Though the spirituality of Banaras, one of the oldest cities of the world, makes it one of the most revered destinations, its food is equally tempting and soul-satisfying
A trip to Banaras can truly be a soul-searching one. It is also the kind that good memories are made of. Walking through the maze of bylanes I have found rare glimpses into the world that has slipped into the browning moth-eaten pages of history. In Banaras those pages from history come to throbbing life once your gaze probes beyond the fine layer of dust.
Banaras is older than any written history they say; and you can see how the layers of the culture have built upon the sandstone stairs by the Ganges. There is a reason why people from around the world keep scuttling towards Banaras and want to camp there forever. Don’t be surprised if you see a foreigner clad in a saree, bangles and red vermillion. I know one who teaches in a local primary school run by a world-renowned anthropologist.
Banaras or Varanasi is the holiest of the 7 sacred cities in Hinduism and Jainism
You make great discoveries when you walk along the streets. You might get a glimpse of a four centuries old temple in a discreet corner of a street and once you probe further you will see how the staircase leads to an underground garbhagriha of the temple. I have always wondered the presence of those underground temples and how their devotees keep the traditions alive. It is not only the Kashi Vishwanath and Sankatmochan temple in Banaras but the thousands of little known temples the locals have faith in.
Apart from the numerous temples that dot the city with a heady fragrance of marigold and Tulsi, you would find small little alcoves by the old gnarled trees of peepul or banyan, with a vermillion smeared statue of some god or goddess often measuring no more than a pocket book. The trees get a saintly appearance and seem to have embraced Gods whole-heartedly. I have always seen these trees as the guardians of the narrow lanes, a co-existence that hides many storiesi n each of its branches and leaves. You just need to unfurl them gently.

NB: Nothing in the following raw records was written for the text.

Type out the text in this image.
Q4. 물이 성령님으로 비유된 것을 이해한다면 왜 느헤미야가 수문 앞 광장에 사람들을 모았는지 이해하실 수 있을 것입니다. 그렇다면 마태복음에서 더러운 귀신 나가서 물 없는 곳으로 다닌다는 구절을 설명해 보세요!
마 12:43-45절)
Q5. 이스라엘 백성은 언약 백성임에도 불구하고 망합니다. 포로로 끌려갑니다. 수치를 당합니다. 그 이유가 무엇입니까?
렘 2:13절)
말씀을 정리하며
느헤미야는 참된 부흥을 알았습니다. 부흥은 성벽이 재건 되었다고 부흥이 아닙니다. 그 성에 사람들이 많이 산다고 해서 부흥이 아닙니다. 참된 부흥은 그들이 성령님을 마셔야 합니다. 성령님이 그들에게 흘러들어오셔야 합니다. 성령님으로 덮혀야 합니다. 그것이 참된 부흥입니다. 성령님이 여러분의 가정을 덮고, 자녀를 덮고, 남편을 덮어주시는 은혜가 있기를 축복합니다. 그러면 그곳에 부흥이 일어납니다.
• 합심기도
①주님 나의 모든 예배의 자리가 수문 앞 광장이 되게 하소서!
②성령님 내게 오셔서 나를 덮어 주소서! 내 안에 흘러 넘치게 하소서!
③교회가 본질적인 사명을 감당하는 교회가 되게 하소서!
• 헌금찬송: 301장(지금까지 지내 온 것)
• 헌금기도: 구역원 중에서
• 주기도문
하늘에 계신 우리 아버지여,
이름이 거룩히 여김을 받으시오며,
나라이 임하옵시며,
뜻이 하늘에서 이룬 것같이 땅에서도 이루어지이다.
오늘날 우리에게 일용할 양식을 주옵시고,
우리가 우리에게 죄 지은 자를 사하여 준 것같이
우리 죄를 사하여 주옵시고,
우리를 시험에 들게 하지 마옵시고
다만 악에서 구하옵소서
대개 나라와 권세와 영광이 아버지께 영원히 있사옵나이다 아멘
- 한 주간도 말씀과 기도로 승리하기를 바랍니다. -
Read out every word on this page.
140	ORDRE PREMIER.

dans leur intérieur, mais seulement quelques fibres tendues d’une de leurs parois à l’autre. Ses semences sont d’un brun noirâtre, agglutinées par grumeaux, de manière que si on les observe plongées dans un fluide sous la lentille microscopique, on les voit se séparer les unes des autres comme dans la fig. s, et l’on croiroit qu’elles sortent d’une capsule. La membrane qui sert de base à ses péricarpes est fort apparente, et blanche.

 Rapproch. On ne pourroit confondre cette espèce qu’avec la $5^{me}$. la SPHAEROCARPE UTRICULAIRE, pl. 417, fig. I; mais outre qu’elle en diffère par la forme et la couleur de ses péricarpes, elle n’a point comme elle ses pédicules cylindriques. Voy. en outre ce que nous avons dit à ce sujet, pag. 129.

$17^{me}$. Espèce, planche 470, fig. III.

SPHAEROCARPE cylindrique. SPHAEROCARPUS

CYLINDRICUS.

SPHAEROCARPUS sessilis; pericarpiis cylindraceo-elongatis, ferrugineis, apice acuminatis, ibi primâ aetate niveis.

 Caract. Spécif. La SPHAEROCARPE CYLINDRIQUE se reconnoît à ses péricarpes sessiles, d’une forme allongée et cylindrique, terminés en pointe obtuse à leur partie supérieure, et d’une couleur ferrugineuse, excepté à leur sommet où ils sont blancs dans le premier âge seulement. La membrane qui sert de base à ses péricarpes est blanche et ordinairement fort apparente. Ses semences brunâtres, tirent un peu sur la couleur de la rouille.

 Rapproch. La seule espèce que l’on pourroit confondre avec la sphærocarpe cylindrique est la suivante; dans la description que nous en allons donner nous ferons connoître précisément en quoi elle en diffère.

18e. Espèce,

If you are going to Banaras I suggest you do a street food trail for sure. Of course keep your eyes open for all the other things the city has to offer but no journey is worth without the local culinary experience and some chitchat with the ones who cook the food. People who cook and serve the food always have interesting stories to tell, ask questions and you may stumble upon something that you never imagined. One of the jalebi sellers once told me that milk and hot jalebi breakfast treats the worst kind of migraine if taken regularly first thing in the morning. I have never put this theory to test but isn’t it a tempting idea?
- The best way to travel to Banaras is by train. There are several trains from each part of the country leading to Varanasi Cantt. railway station which is the main rail station apart from Manduadih and Kashi stations in Banaras.
- Interestingly the rail traffic to and fro Banaras is so high that the Varanasi Cantt generates the highest revenue for the Indian Railway
Some food for the soul
Piping hot kachoris, refreshing paans or delectable sweets, Banaras is heaven for food lovers
Winter months are best-suited to visit Banaras and I suggest you taste the malaiyyo, a very delicate whipped milk fat dessert that feels like a cloud on your palate. The best place to eat the authentic malaiyyo is this hole-in-the-wall shop opposite the Gopal Mandir inside Thatheri bazaar lane. You will find many malaiyyo sellers in the street and most of them are good but no one quite compares to what the Gopal mandir shop serves. You have to go to this place in morning hours, between from 7 am to 11 am. On your way back, you can stop at The Ram Bhandar for the signature kachori subzi and jalebi breakfast. Being in Banaras asks for trying some paan as well. Ask for the Magahi beeda and the best place for Banarasi paan is Keshav Paan Bhandar at Lanka crossing, across the Ravidas gate.
You must try chiwda matar, the Banaras version of poha which is so flavourful and rich you might feel like settling down in the city for this. Banarasi chiwda matar is a sweet, hot and spicy preparation that not only has a hint of tartness but also a certain earthy flavour that comes from garam masala, ginger and coriander leaves. Studded with cashewnuts and raisins, this is one of the best version of poha
In summer months and even during winters you must try the Banarasi lassi and thandai. The best places for lassi is Ramnagar fort next to former Prime Minister Lal Bahadur Shastri’s ancestral home in Ramnagar, Pehelwan Lassi at Lanka adjacent to Ravidas Gate, Blue Lassi Shop in Manikarnika lane and several small shops in Chowk area and in the old city along the ghats. Best thandai will be found in licensed shops around Godoliya roundabout; Baba Thandai is one of the best.
Another must try in Banaras is the tamatari or tamatar ki chaat and the best places to gorge on that are: Banarasi Chaat Bhandar at Sankatmochan turning, Deena chaat Bhandar at Luxa Road, Kashi Chaat Bhandar at Godolia and Keshri Chaat Bhandar at Neechibagh. Each place offers such a wonderful variety of chaats and mithais that it feels nothing short of a chaat pilgrim.
You must visit the Pizzeria at Assi Ghat. The wood-fired oven pizzas, the handmade ravioli and the apple pie is to die for. There is a Japanese restaurant located at Shivala tiraha run by a Japanese couple where you get decent Japanese food made using mostly local ingredients. You will also find a Lebanese restaurant in Assi Ghat area which is worth exploring. The English Bread bakery on Assi road has good breads.